When she sleeps, her nose scrapes the ceiling of her small cottage. Her breasts hang from a pole over the fireplace, and she has a leg made of iron. She lives alone in a hut on chicken legs, and her gates are topped with human skulls. Passing heroes can flatter her and order her to do their bidding, but heroines must serve her in order to win her favor. Baba Yaga, a complicated crone from Central and Eastern European mythology, is a theme explored and exploded in Dubravka Ugresic's Baba Yaga Laid an Egg.

The novel has three parts, all set in Central and Eastern Europe. In the first, a woman deals with her aging mother's increasing senility and travels to their hometown in search of memory and meaning. In the second, three old women visit a health resort to relax and rejuvenate; romance and death follow. The final part is a meta-level, scholarly treatise of Baba Yaga written written from the perspective of a minor character in the first story and as though a folklorist had teased out all the feminine symbols woven throughout the previous two stories.

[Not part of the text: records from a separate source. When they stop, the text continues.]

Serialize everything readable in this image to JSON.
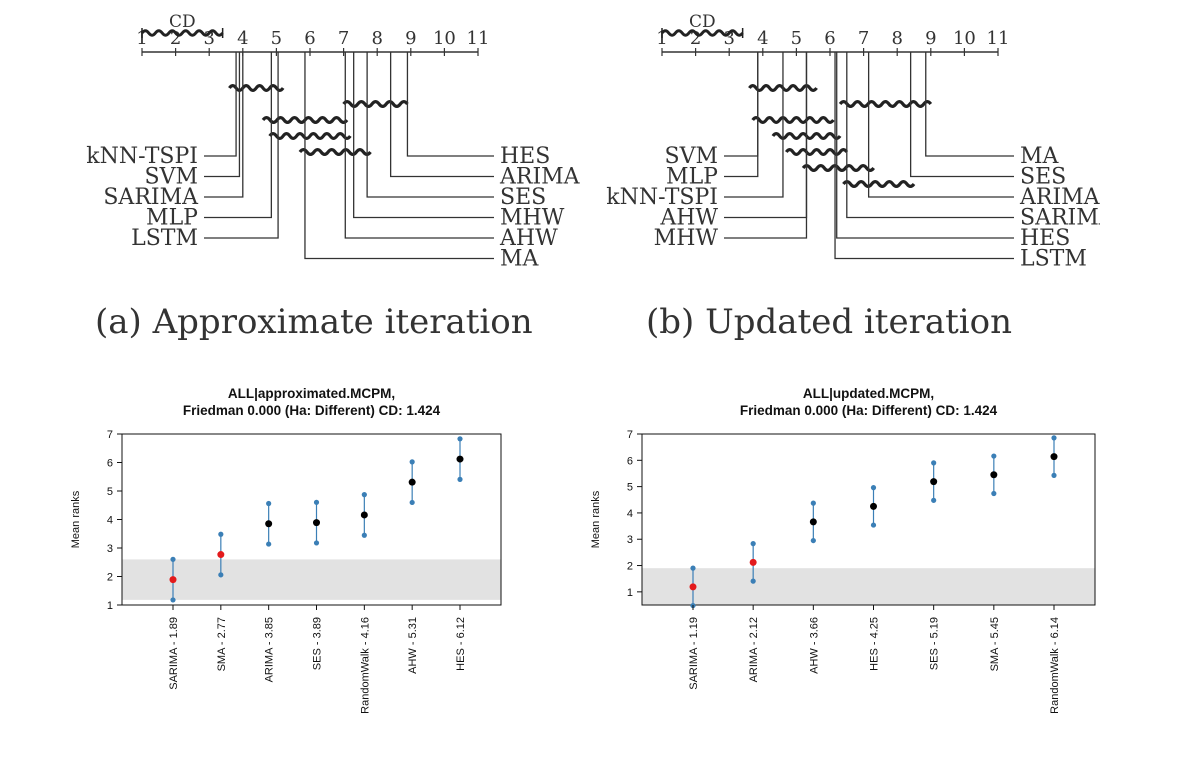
{
  "cd_diagrams": [
    {
      "cd_label": "CD",
      "axis_ticks": [
        "1",
        "2",
        "3",
        "4",
        "5",
        "6",
        "7",
        "8",
        "9",
        "10",
        "11"
      ],
      "caption": "(a) Approximate iteration",
      "cd_value": 2.4,
      "left_methods": [
        {
          "label": "kNN-TSPI",
          "rank": 3.8
        },
        {
          "label": "SVM",
          "rank": 3.9
        },
        {
          "label": "SARIMA",
          "rank": 4.0
        },
        {
          "label": "MLP",
          "rank": 4.85
        },
        {
          "label": "LSTM",
          "rank": 5.05
        }
      ],
      "right_methods": [
        {
          "label": "HES",
          "rank": 8.9
        },
        {
          "label": "ARIMA",
          "rank": 8.4
        },
        {
          "label": "SES",
          "rank": 7.7
        },
        {
          "label": "MHW",
          "rank": 7.3
        },
        {
          "label": "AHW",
          "rank": 7.05
        },
        {
          "label": "MA",
          "rank": 5.85
        }
      ],
      "cliques": [
        [
          3.6,
          5.2
        ],
        [
          7.0,
          8.9
        ],
        [
          4.6,
          7.1
        ],
        [
          4.8,
          7.2
        ],
        [
          5.7,
          7.8
        ]
      ]
    },
    {
      "cd_label": "CD",
      "axis_ticks": [
        "1",
        "2",
        "3",
        "4",
        "5",
        "6",
        "7",
        "8",
        "9",
        "10",
        "11"
      ],
      "caption": "(b) Updated iteration",
      "cd_value": 2.4,
      "left_methods": [
        {
          "label": "SVM",
          "rank": 3.85
        },
        {
          "label": "MLP",
          "rank": 3.85
        },
        {
          "label": "kNN-TSPI",
          "rank": 4.6
        },
        {
          "label": "AHW",
          "rank": 5.3
        },
        {
          "label": "MHW",
          "rank": 5.3
        }
      ],
      "right_methods": [
        {
          "label": "MA",
          "rank": 8.85
        },
        {
          "label": "SES",
          "rank": 8.4
        },
        {
          "label": "ARIMA",
          "rank": 7.15
        },
        {
          "label": "SARIMA",
          "rank": 6.5
        },
        {
          "label": "HES",
          "rank": 6.2
        },
        {
          "label": "LSTM",
          "rank": 6.15
        }
      ],
      "cliques": [
        [
          3.6,
          5.6
        ],
        [
          6.3,
          9.0
        ],
        [
          3.7,
          6.1
        ],
        [
          4.3,
          6.3
        ],
        [
          4.7,
          6.5
        ],
        [
          5.2,
          7.3
        ],
        [
          6.4,
          8.5
        ]
      ]
    }
  ],
  "chart_data": [
    {
      "type": "scatter",
      "title": "ALL|approximated.MCPM,",
      "subtitle": "Friedman 0.000 (Ha: Different) CD: 1.424",
      "ylabel": "Mean ranks",
      "ylim": [
        1,
        7
      ],
      "yticks": [
        "1",
        "2",
        "3",
        "4",
        "5",
        "6",
        "7"
      ],
      "categories": [
        "SARIMA - 1.89",
        "SMA - 2.77",
        "ARIMA - 3.85",
        "SES - 3.89",
        "RandomWalk - 4.16",
        "AHW - 5.31",
        "HES - 6.12"
      ],
      "values": [
        1.89,
        2.77,
        3.85,
        3.89,
        4.16,
        5.31,
        6.12
      ],
      "cd_half": 0.712,
      "highlight": [
        true,
        true,
        false,
        false,
        false,
        false,
        false
      ],
      "band": [
        1.18,
        2.6
      ],
      "colors": {
        "best": "#e31a1c",
        "other": "#000000",
        "interval": "#3b7fb6",
        "band": "#e2e2e2"
      }
    },
    {
      "type": "scatter",
      "title": "ALL|updated.MCPM,",
      "subtitle": "Friedman 0.000 (Ha: Different) CD: 1.424",
      "ylabel": "Mean ranks",
      "ylim": [
        0.5,
        7
      ],
      "yticks": [
        "1",
        "2",
        "3",
        "4",
        "5",
        "6",
        "7"
      ],
      "categories": [
        "SARIMA - 1.19",
        "ARIMA - 2.12",
        "AHW - 3.66",
        "HES - 4.25",
        "SES - 5.19",
        "SMA - 5.45",
        "RandomWalk - 6.14"
      ],
      "values": [
        1.19,
        2.12,
        3.66,
        4.25,
        5.19,
        5.45,
        6.14
      ],
      "cd_half": 0.712,
      "highlight": [
        true,
        true,
        false,
        false,
        false,
        false,
        false
      ],
      "band": [
        0.48,
        1.9
      ],
      "colors": {
        "best": "#e31a1c",
        "other": "#000000",
        "interval": "#3b7fb6",
        "band": "#e2e2e2"
      }
    }
  ]
}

Baba Yaga Laid an Egg is an exploration of women growing older in a post-Soviet state where distance between people is becoming the norm. Like Baba Yaga, the older women in these stories are dealing with their aging bodies, are often alone or isolated, and are frequently misunderstood, though they help or hinder other characters as they please. While these women are marginalized, they are definitely not powerless. They have the power to transform lives, and this is usually done through wealth they've accumulated during their younger years.

At its core, this is a book about women, bodies, and journeys. While Baba Yaga Laid an Egg is a thicket of fairytale symbols and references to life in the former Soviet bloc, it can be enjoyed by those who don't have a prior interest in either fairytales or the locale. Ugresic is a clever writer who shows in this book that imaginary lands are dangerous places and little old ladies aren't as toothless as they may appear.